Alors pour Beppe Grillo, cet horrible
« populiste », la situation est assez simple. Le système
des vieux partis politiques italiens est au bord de l’effondrement et
il ne donne pas plus de six mois avant qu'il y ait de nouvelles
élections qui seront remportées par des partis alternatifs.

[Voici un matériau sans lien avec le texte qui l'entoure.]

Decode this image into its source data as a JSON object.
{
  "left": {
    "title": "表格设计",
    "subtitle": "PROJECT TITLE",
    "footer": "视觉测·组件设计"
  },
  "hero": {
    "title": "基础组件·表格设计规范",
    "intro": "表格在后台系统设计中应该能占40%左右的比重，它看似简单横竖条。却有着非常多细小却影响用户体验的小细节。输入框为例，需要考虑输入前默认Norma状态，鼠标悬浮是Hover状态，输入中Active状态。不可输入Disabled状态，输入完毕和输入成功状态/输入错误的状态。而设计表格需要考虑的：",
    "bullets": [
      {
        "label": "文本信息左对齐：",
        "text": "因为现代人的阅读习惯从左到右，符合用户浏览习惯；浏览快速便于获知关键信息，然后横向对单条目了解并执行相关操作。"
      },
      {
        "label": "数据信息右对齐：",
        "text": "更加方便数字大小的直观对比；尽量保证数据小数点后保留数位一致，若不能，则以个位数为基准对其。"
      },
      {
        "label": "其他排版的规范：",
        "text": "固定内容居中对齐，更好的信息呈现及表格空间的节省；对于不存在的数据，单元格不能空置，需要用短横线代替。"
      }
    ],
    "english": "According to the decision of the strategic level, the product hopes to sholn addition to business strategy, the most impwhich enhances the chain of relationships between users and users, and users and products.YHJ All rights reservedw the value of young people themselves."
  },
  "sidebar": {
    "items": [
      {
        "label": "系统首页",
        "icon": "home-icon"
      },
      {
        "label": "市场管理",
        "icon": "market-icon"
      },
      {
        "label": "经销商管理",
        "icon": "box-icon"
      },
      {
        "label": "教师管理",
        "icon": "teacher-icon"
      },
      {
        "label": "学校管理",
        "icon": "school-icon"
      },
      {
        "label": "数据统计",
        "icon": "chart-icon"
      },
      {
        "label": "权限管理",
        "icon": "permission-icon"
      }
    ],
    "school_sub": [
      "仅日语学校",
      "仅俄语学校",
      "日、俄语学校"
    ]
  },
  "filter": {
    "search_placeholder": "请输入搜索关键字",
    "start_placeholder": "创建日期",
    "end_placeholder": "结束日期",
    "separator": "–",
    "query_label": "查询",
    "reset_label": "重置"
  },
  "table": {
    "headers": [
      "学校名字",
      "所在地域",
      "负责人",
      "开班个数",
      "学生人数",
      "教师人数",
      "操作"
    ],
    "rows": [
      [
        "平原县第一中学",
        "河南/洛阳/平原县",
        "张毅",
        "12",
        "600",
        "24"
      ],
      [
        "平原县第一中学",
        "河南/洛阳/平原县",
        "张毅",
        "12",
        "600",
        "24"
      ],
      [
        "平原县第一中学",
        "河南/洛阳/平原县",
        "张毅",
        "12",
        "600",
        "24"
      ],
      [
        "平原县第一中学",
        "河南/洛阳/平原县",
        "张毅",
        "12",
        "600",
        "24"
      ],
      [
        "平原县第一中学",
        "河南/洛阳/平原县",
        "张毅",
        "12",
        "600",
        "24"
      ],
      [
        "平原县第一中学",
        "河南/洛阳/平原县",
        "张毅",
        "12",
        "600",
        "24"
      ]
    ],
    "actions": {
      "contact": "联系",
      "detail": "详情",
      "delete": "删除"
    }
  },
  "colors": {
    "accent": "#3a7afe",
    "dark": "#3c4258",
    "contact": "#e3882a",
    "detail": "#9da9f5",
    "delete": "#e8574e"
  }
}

Je pense qu'il a raison pour l’Italie, mais que cette analyse
s’appliquera parfaitement à plusieurs autres pays
européens dont la France… dont la seule chance «
électorale » est de n’avoir des élections qu'en
2017.
Mais ce n’est pas tout. Pour Beppe
Grillo, « tout ça c’est fini dans 6 mois car ils
n’auront même plus de quoi payer les pensions de retraite ou les
salaires du secteur public ».
Pour lui et c’est une remarque qui a le mérite de ne pas
prendre la monnaie unique européenne comme bouc émissaire
« nous sommes débordés non pas par l'euro, mais par la
dette. Si le montant des intérêts atteint 100 milliards d'euros
par an, nous sommes morts. Il n'y a pas d'alternative, il faudra
renégocier la dette. Si les conditions ne sont pas modifiées,
l'Italie devrait sortir de l'euro et revenir à la lire ».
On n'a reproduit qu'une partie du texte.